Words I live by. Many ask me about my personal dietary pattern and Michael Pollan’s words sum it up.
I eat real, whole, unprocessed foods 80-90% of the time. This eating pattern provides my body with sufficient nourishment to process 10-20% of my diet that might be less than optimal. People always automatically assume that I only eat “health foods” but that’s not true! I mean really, what’s the point of living if you can’t enjoy French fries, popcorn, and wine once in a while?! I keep a varied diet and rotate my foods so an 80/20 practice gives me the energy and nourishment I need to feel good while still enjoying little indulgences here and there.

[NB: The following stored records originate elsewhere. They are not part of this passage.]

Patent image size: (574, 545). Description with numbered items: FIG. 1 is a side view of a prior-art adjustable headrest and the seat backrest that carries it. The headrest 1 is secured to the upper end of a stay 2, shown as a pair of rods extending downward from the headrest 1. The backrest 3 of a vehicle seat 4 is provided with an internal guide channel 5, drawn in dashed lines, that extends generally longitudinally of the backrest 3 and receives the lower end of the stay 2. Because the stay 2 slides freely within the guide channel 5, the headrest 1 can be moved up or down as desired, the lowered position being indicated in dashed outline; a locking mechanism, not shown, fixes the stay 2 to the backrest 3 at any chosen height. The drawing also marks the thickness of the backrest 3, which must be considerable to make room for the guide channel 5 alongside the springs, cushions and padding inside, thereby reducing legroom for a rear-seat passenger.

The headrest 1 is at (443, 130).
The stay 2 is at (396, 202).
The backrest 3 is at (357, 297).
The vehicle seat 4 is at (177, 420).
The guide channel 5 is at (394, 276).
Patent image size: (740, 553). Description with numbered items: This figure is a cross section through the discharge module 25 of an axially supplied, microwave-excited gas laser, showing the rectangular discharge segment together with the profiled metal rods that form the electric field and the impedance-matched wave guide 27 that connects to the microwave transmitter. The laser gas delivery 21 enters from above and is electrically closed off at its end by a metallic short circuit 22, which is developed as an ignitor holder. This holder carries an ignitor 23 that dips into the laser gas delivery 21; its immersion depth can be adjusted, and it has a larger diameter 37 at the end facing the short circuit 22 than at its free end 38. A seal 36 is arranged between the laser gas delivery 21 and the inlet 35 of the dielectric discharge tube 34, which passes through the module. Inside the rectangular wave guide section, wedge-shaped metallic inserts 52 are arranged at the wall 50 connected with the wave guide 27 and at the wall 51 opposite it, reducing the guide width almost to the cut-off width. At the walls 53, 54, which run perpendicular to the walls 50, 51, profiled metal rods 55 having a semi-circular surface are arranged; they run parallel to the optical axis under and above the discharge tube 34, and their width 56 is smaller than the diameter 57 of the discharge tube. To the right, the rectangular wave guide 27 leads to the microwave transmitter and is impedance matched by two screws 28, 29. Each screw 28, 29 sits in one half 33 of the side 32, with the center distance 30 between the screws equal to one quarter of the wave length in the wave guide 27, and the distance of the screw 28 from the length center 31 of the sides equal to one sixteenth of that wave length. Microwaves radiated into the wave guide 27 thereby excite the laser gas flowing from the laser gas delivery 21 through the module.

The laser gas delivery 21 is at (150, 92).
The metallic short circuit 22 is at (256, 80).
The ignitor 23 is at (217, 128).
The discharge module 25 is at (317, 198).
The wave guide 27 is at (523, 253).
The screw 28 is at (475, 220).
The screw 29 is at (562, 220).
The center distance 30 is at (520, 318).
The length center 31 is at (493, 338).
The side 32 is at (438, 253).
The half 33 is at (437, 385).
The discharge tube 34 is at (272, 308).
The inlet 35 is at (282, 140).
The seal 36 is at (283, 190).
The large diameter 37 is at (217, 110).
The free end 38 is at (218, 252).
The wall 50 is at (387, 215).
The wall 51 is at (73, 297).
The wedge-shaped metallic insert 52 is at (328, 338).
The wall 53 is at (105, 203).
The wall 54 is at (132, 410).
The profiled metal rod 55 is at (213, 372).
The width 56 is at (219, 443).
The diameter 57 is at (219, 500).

Luckily my perpetual desire to try new things forces me follow the cardinal rule of keeping a varied diet. I grew up in southern California where I had access to all sorts of food so I’ve never been a very picky eater and can eat almost anything (except watermelon – yuck!). I follow a plant-based diet, so good thing I LOVE vegetables and always enjoy finding new and unique ways to prepare them. I eat animal protein and products but typically limit my intake of meat to one meal per day. Due to the detrimental environmental impact of heavy meat consumption and the knowledge of how my own body responds to too much animal protein, I also incorporate 1-2 meat-free days in my weekly rotation. My meat-free days are where I like to experiment and practice more variety through different vegetables, beans, grains, seeds, and spices.
Some of my meat-free day breakfasts, lunches, and dinners:
With my favorite season upon us, I am getting excited for the autumn harvest foods like winter squashes and root vegetables. I’m a huge fan of the pumpkin spice everything that invades us this time of year (I mean, how else would we know what season it is here in southern California?!) and love to incorporate those same warming spices in my cooking . This Moroccan Lentil Soup recipe from the Forks over Knives cookbook website is one of my favorite vegan recipes I like to use this time of year. It’s great on its own but also delicious served up in half a small roasted winter squash “bowl”.
- 6 cups vegetable broth
- 2 cups chopped onions, cut into ¼-inch dice
- 2 medium carrots, sliced into ¼-inch rounds
- 2 large cloves garlic, minced or pressed
- 1 teaspoon ground coriander
- 1½ heaped teaspoons ground cumin
- ¾ teaspoon ground turmeric
- ¾ teaspoon smoked paprika
- ¾ teaspoon ground cinnamon
- ¾ teaspoon ground ginger
- 1 (28-ounce) can crushed tomatoes
- 1½ cups split dry red lentils, picked over and rinsed
- ⅓ cup chopped parsley
- ⅓ cup chopped cilantro
- Juice of 1 large lemon
- 1 teaspoon sea salt, or to taste
- ⅓ teaspoon ground black pepper, or to taste
- Heat ¼ cup of the vegetable broth in a large soup pot over medium-high heat. Add the onion, carrot, and garlic and sauté, adding additional broth as necessary to keep the vegetables from burning, until the onions are softened and translucent, about 5 minutes.
- Add the coriander, cumin, turmeric, smoked paprika, cinnamon, and ground ginger. Sauté for 1 to 2 minutes to allow the flavors to bloom. Add the remaining vegetable broth, crushed tomatoes, and lentils and bring to a boil.
- Cover the pot and reduce the heat to a simmer. Cook for 30 minutes or until the lentils are fully cooked.
- Add the parsley, cilantro, and lemon juice and stir to combine. Season to taste with the salt and pepper.
- For texture variation, pulse the soup a few times with an immersion blender.
- For extra brightness, squeeze an additional slice of lemon over each bowl.